Accept gzip-compressed fasta inputs (*.fa.gz / *.fna.gz / *.fasta.gz) without requiring users to decompress first. Plain fastas keep working unchanged.

This was one of the changes bundled into the now-closed #472, split out per the maintainer-friendly path agreed when refiling #503 / #504.

What changed

f397b4a3 feat: accept gzip-compressed fasta input

+38 / -6 lines, three files:

  • modules/local/rename/decompress_fasta.nf (new, 20 lines) — wraps reformat.sh from the existing bbmap container (no new dependencies). Tagged process_tiny.
  • workflows/dram.nf — channel branch on .gz suffix, decompress only the gz branch, mix both back. Sample-name stripping is unified so sample.fa and sample.fa.gz yield identical downstream names.
  • nextflow_schema.jsoninput_fasta and fasta_fmt descriptions updated to mention gz support.

How it works

ch_fasta_named = ch_fasta_raw.map { f ->
    def name = f.name.replaceAll(/\.gz$/, '').replaceAll(/\.(fa|fna|fasta)$/, '')
    tuple(name, f)
}

ch_fasta_branched = ch_fasta_named.branch { entry ->
    gz:    entry[1].name.endsWith('.gz')
    plain: true
}

DECOMPRESS_FASTA( ch_fasta_branched.gz )
ch_fasta = DECOMPRESS_FASTA.out.decompressed_fasta.mix( ch_fasta_branched.plain )
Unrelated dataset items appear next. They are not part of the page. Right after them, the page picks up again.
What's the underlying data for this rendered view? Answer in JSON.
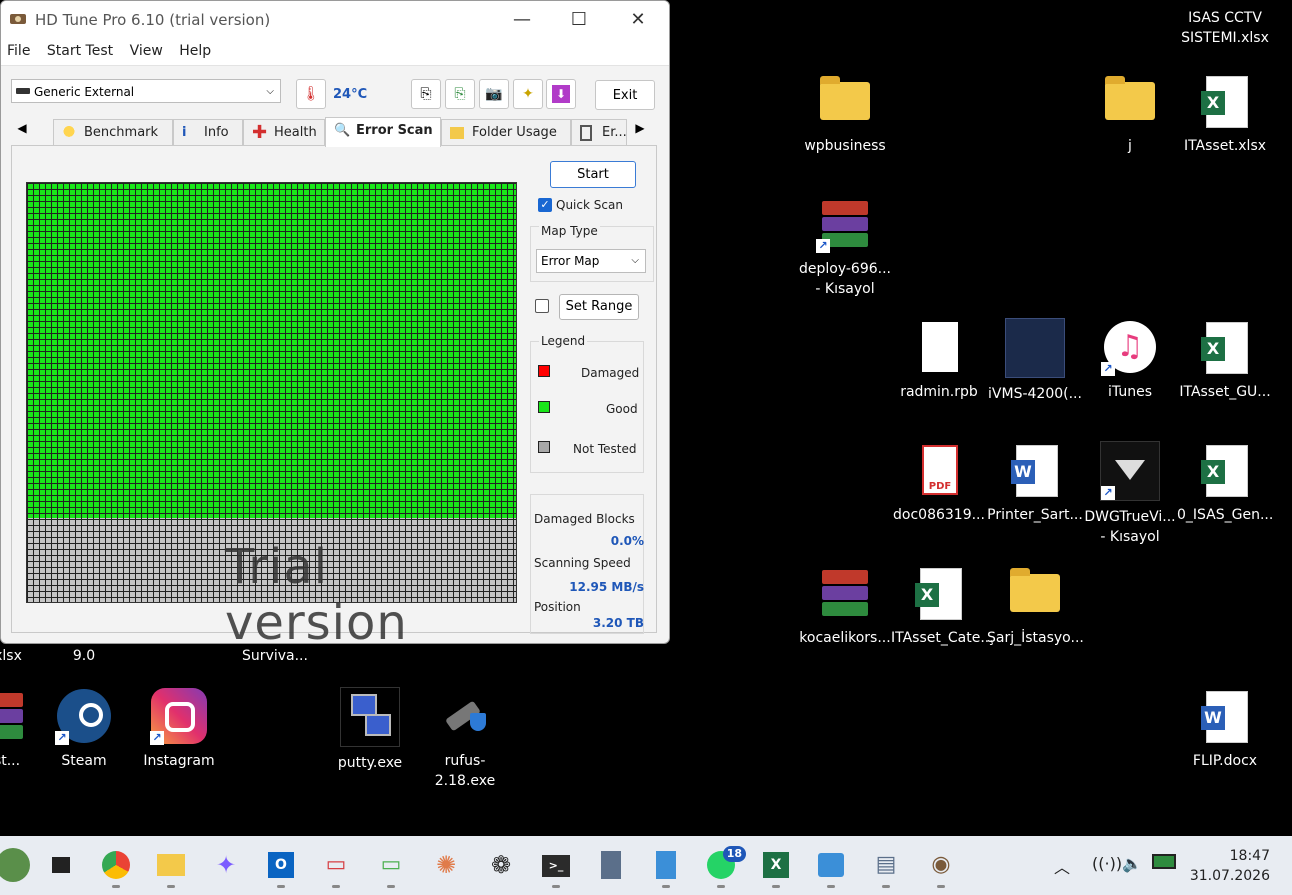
{
  "window": {
    "title": "HD Tune Pro 6.10 (trial version)",
    "menu": [
      "File",
      "Start Test",
      "View",
      "Help"
    ],
    "drive": "Generic External",
    "temperature": "24°C",
    "exit_label": "Exit",
    "tabs": [
      "Benchmark",
      "Info",
      "Health",
      "Error Scan",
      "Folder Usage",
      "Er..."
    ],
    "active_tab": "Error Scan",
    "start_label": "Start",
    "quick_scan_label": "Quick Scan",
    "quick_scan_checked": true,
    "map_type_label": "Map Type",
    "map_type_value": "Error Map",
    "set_range_label": "Set Range",
    "legend_title": "Legend",
    "legend": [
      {
        "label": "Damaged",
        "color": "#ff0000"
      },
      {
        "label": "Good",
        "color": "#19e619"
      },
      {
        "label": "Not Tested",
        "color": "#a8a8a8"
      }
    ],
    "damaged_blocks_label": "Damaged Blocks",
    "damaged_blocks_value": "0.0%",
    "scanning_speed_label": "Scanning Speed",
    "scanning_speed_value": "12.95 MB/s",
    "position_label": "Position",
    "position_value": "3.20 TB",
    "watermark": "Trial version",
    "scan_progress_fraction": 0.8
  },
  "desktop_icons": [
    {
      "label": "ISAS CCTV\nSISTEMI.xlsx",
      "type": "none"
    },
    {
      "label": "wpbusiness",
      "type": "folder"
    },
    {
      "label": "j",
      "type": "folder"
    },
    {
      "label": "ITAsset.xlsx",
      "type": "excel"
    },
    {
      "label": "deploy-696...\n- Kısayol",
      "type": "rar"
    },
    {
      "label": "radmin.rpb",
      "type": "doc"
    },
    {
      "label": "iVMS-4200(...",
      "type": "app"
    },
    {
      "label": "iTunes",
      "type": "itunes"
    },
    {
      "label": "ITAsset_GU...",
      "type": "excel"
    },
    {
      "label": "doc086319...",
      "type": "pdf"
    },
    {
      "label": "Printer_Sart...",
      "type": "word"
    },
    {
      "label": "DWGTrueVi...\n- Kısayol",
      "type": "dwg"
    },
    {
      "label": "0_ISAS_Gen...",
      "type": "excel"
    },
    {
      "label": "kocaelikors...",
      "type": "rar"
    },
    {
      "label": "ITAsset_Cate...",
      "type": "excel"
    },
    {
      "label": "Şarj_İstasyo...",
      "type": "folder"
    },
    {
      "label": "FLIP.docx",
      "type": "word"
    },
    {
      "label": "rest...",
      "type": "rar"
    },
    {
      "label": "Steam",
      "type": "steam"
    },
    {
      "label": "Instagram",
      "type": "instagram"
    },
    {
      "label": "putty.exe",
      "type": "putty"
    },
    {
      "label": "rufus-2.18.exe",
      "type": "rufus"
    }
  ],
  "partial_labels": [
    "xlsx",
    "9.0",
    "Surviva..."
  ],
  "taskbar": {
    "whatsapp_badge": "18",
    "time": "18:47",
    "date": "31.07.2026"
  }
}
The default --fasta_fmt '*.f*' already matches both plain and .gz files, so users with a mixed directory don't need to change their launch.

Test plan

  • nextflow inspect parses cleanly.
  • JSON schema valid.
  • HPC run with a directory containing both *.fa and *.fa.gz: confirm both end up annotated identically and DECOMPRESS_FASTA only fires on the gz branch.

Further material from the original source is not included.